Similarly, TIA alleges that critics "dismiss" the pre-election polls. In fact, I and others have discussed these polls extensively; TIA just doesn't like what we have to say.

(Nor do I "dismiss" Bush's 48.5% approval rating. Actually, I demonstrate that extrapolating from previous elections, the break-even point is around 45%: on average, an incumbent with an approval rating over 45% would be expected to win. That isn't to say that a victory was foreordained -- I don't recommend predicting election results from approval ratings alone.)

TIA asks, "Why would Gore (or Bush) voters lie in a confidential survey? Why would Gore voters forget who they voted for just four years later?" Here, TIA fails to engage the evidence to which he is supposedly responding. As I have explained repeatedly, we know that in the 2000-2004 NES panel, some respondents who said in 2000 that they had voted for Gore, said in 2004 that they had voted for Bush in 2000. I have no way of knowing whether they were lying, or forgetting, or what. But whatever exists, is possible. No number of rhetorical questions can wish those respondents away.

TIA asserts as a "fact" that "the 2004 pre-election polls matched exit polls." This claim is, charitably, tortured, for reasons that I have explained in detail. Even on average, the pre-election polls showed Bush ahead, nationally and in the state of Ohio. Even if one believes that these polls should be interpreted to give Kerry an advantage, it misrepresents the work of the researchers to claim that their polls "matched" the exit poll results. Repeated and deliberate misrepresentations of other researchers' work violate scientific ethics.

TIA's comments on New York err in several respects. The New York exit poll gave Kerry a 31.3-point lead, not a 28-point lead. There were four pre-election polls in the last week, each showing Kerry ahead by 15 to 18 points; the Siena and SurveyUSA polls alone had a combined N of almost 1700, not 600. These results do not "match." Worse, while TIA strains to make these results "match," he sets aside all the other state results that likewise infirm his assumptions. TIA did not predict, and has not accounted for, the lack of correlation between exit poll "red shift" and deviations from pre-election polls at the state level. This is one of the many lines of statistical evidence that, for whatever reason, he apparently prefers to claim don't exist.

All these points and more are made in my FAQ, in considerable detail. It is not feasible to rebut repeated misstatements each time they are made. I recognize that some people regard it as uncharitable, unhelpful, and/or unpatriotic to subject TIA's arguments to scientific scrutiny. If such people read carefully the criticisms of TIA in the GD thread that begins here, they will find much food for thought, or for rage, as they prefer. I associate myself with the remarks of RoyGBiv regarding TIA's 2004 analysis in post #216, here:

My friend then forwarded the presentation to a colleague whose life is statistical analysis. His conclusion? I'm paraphrasing here, but it boiled down to something similar to what Skinner said regarding this presentation, "The underlying assumptions are false. This is a case of a conclusion being sought and the methods and assumptions fixed to surround what is sought. This is the kind of thing that makes people distrust statistical analysis." And all this took place well before the election.

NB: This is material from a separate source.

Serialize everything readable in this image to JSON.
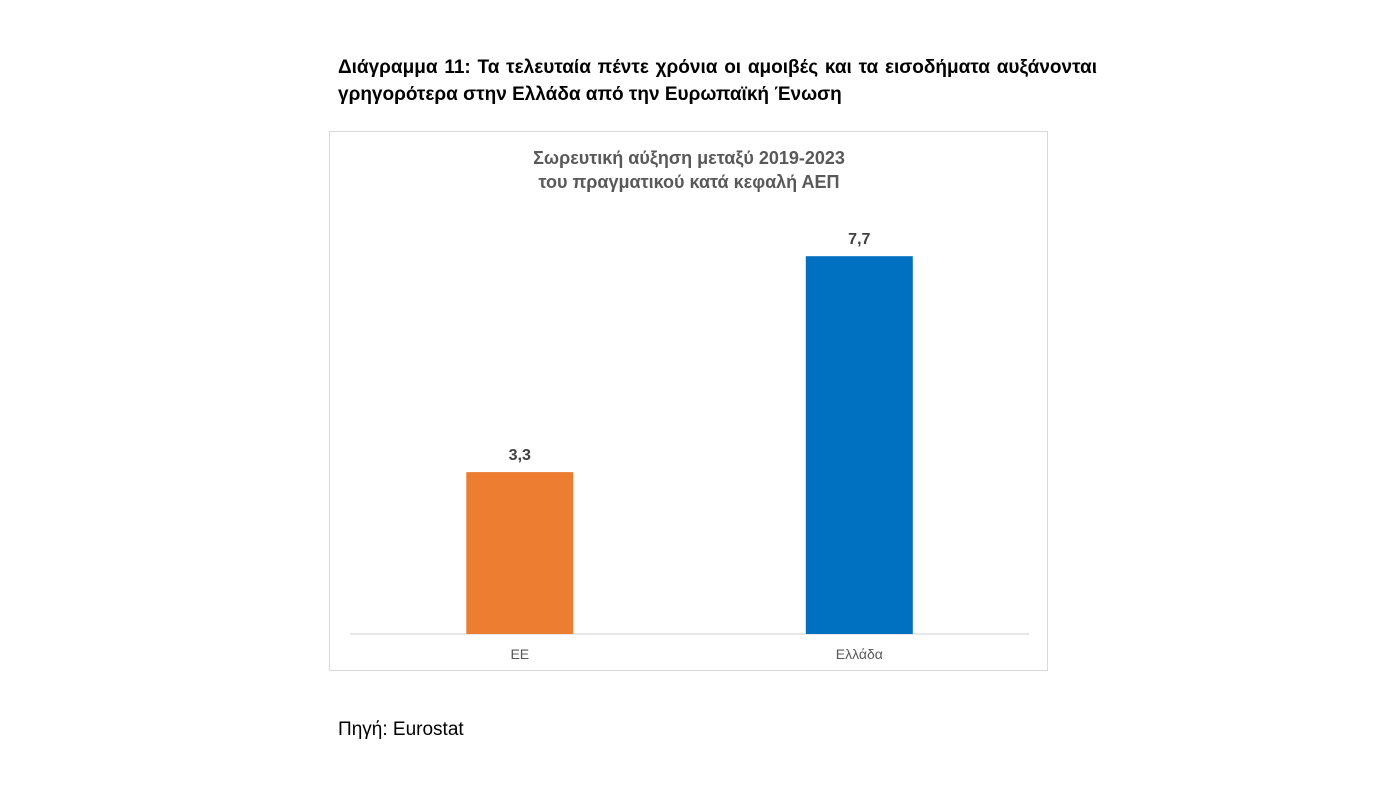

Since then I have paid little attention to any of this, except to offer my own little bit here, which I'm sure will draw the ire of many. The point for me is simply this. The worthy goal of exposing election fraud is not aided by bad statistical analysis and in fact works exactly in the opposite direction.

I likewise agree with Skinner's judgment of TIA's analysis of 2006, offered in post #126 in that thread: "This analysis is an embarrassment." Again, I have presented my reasons in detail; again, I have been told that I just don't consider the possibility of fraud; again, TIA has disregarded or cherry-picked the data and prior research. Arguing with TIA is like battling the Black Knight, except that TIA never even offers a draw.